Verweilen bei Erinnerungen

Wenn ein Umzug an den voraussichtlich letzten Lebensort bevorsteht, kann das ohne Unterstützung ein Kraftakt in jeder Hinsicht sein.
Ein Umzug im Alter bedeute weit mehr, als schnell einen Schrank auszuräumen, weiss Raphael Zumsteg von der Pro Senectute Aargau. (Bild: cf)

Schon als sie beim Eintritt ins Pensionsalter vom Einfamilienhaus in die Eigentumswohnung zogen, misteten Pia und Paul gründlich aus. Nun müssen sie ihr Hab und Gut nochmals reduzieren: von einer Wohnung mit viereinhalb Zimmern auf zwei Zimmer. Denn die Jahre des mobilen Alterns liegen hinter ihnen. Vor allem die zahlreichen Stürze in den letzten Wochen und Monaten sowie deren gesundheitliche Folgen hat das Ehepaar zum Wechsel in die Wohnung im Alterszentrum bewogen. Pia und Paul sind beide um die 90, kinderlos und trotz reiflicher Überlegung in Bezug auf den bevorstehenden Schritt am Anschlag. Der Umzug nagt an ihren Kräften, macht sie traurig und antriebslos. Eine Situation, die Raphael Zumsteg nicht überrascht.

Baden, Brugg und Zurzach
Zumsteg arbeitet seit fünfeinhalb Jahren bei der Pro Senectute Aargau: «All unsere Sozialberatungsteams stellen immer wieder fest, wie schwierig ein Umzug für Menschen im hohen Alter und mit kleinem sozialem Umfeld ist.» Da die Pro Senecute in anderen Kantonen gute Erfahrungen in diese Richtung gemacht hat, wurde per 1. April im Aargau beziehungsweise in den Bezirken Baden, Brugg und Zurzach das einjährige Pilotprojekt «Umzugs- und Packhilfe» gestartet. Neben seinem 60-Prozent-Pensum auf der Beratungsstelle Baden hat der 34-Jährige die Leitung der Umzugs- und Packhilfe inne.

Freiwillige schenken Zeit
«Zentrale Voraussetzung ist, dass die Auseinandersetzung mit dem Wohnformwechsel stattgefunden hat beziehungsweise eine altersgerechte Anschlusslösung vorhanden ist», erklärt Raphael Zumsteg und empfiehlt, sich frühzeitig für eine Beratung bei ihm zu melden. Gemeinsam mit dem Sozialarbeiter wird dann der Umzug geplant; er holt, falls gewünscht, Offerten von Umzugsunternehmen und Reinigungsfirmen ein und bringt die Packhilfe ins Spiel. Die Packhilfe übernehmen freiwillige Helferinnen und Helfer.

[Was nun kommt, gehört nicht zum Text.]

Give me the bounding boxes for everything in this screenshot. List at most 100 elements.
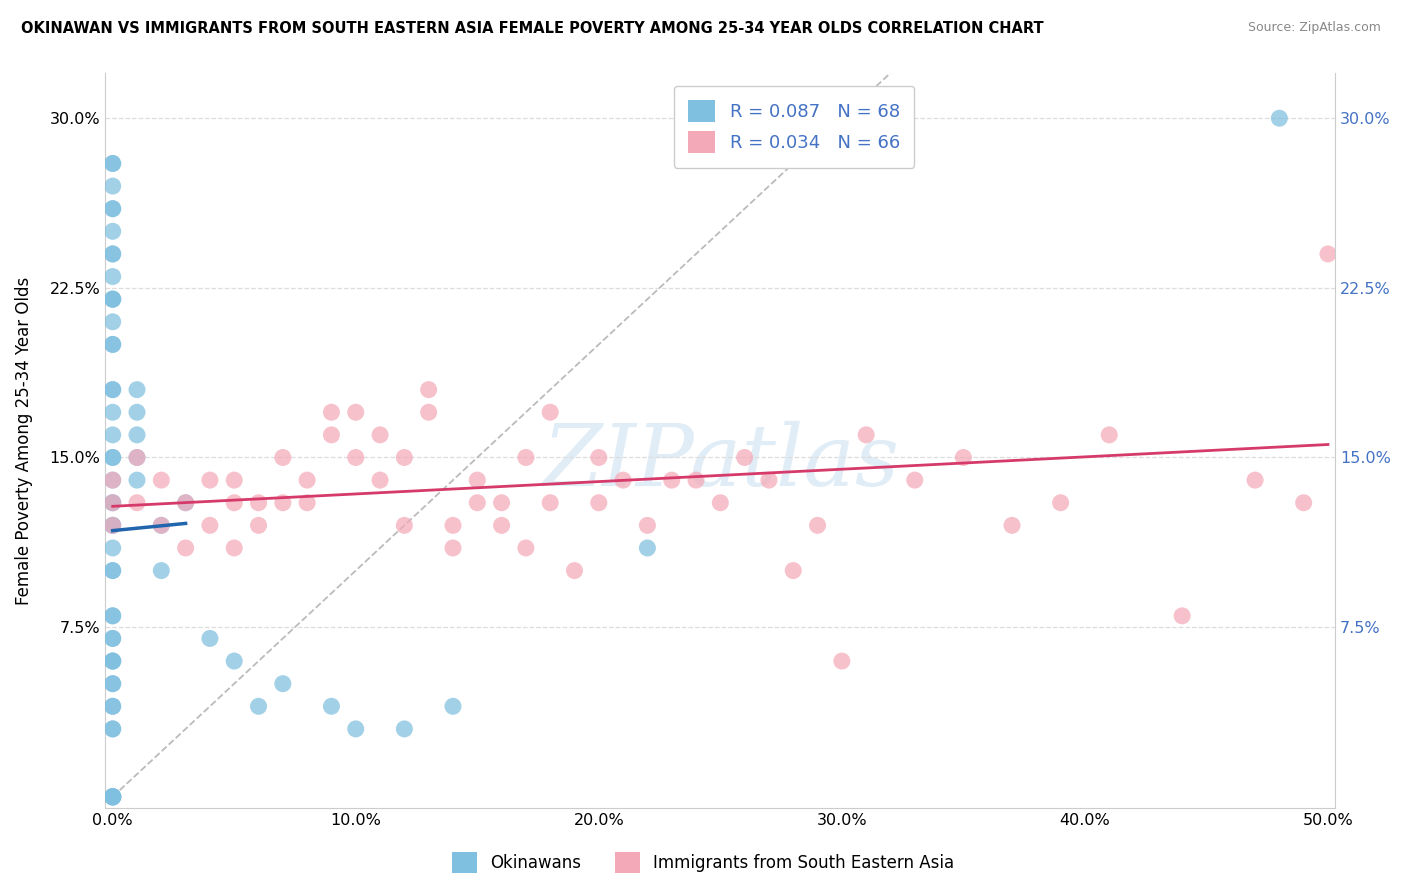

Deutlich über den Erwartungen sei das Interesse am Informations-anlass für Freiwillige Mitte Februar ausgefallen, sagt Raphael Zumsteg erfreut. Mittlerweile hat er mit sieben Personen Kennenlerngespräche geführt und sie in ihre Aufgabe eingeführt: «Es sind Frauen und Männer vom mittleren bis ins Pensionsalter. Ihre Motivation ist primär, Personen zu ermöglichen, ihre persönlichen Gegenstände sorgfältig zu packen und sich darüber austauschen zu können, was wirklich noch wichtig ist und mitgenommen werden soll.» Die Aufgabe der Packhilfe fasst der Projektleiter so zusammen: «Sie haben Zeit, um gemeinsam bei Erinnerungen zu verweilen. Jedoch muss niemand beim Einpacken seine Lebensgeschichte erzählen, wenn das nicht gewünscht ist.» Das Arrangement umfasst fünf Freiwilligeneinsätze à drei Stunden.

Auch bei schmalem Budget
Für die Umzugs- und Packhilfe verrechnet Pro Senectute eine Pauschale von 450 Franken. Nicht darin enthalten sind der eigentliche Umzug, die Entsorgung sowie die Wohnungsendreinigung. Arbeiten, die aber, wie erwähnt, nach einem individuellen Erstgespräch bei den Betreffenden zu Hause von der Pro Senectute organisiert und koordiniert werden. «Gerade Menschen, die seit Jahrzehnten nicht mehr umgezogen sind oder beispielsweise kein Internet haben, sind vermehrt auf Begleitung angewiesen.»

«Wenn wir das früher gewusst hätten», sagen Paul und Pia seufzend, als sie von einer Nachbarin von der Umzugs- und Packhilfe erfahren. Obwohl es die beiden nicht betreffe, ergänzt Raphael Zumsteg, könnten sich auch Personen melden, denen es aus finanziellen Gründen nicht möglich sei, die oben erwähnte Pauschale zu bezahlen. «Pro Senectute kann unterstützen. Wir finden eine Lösung.»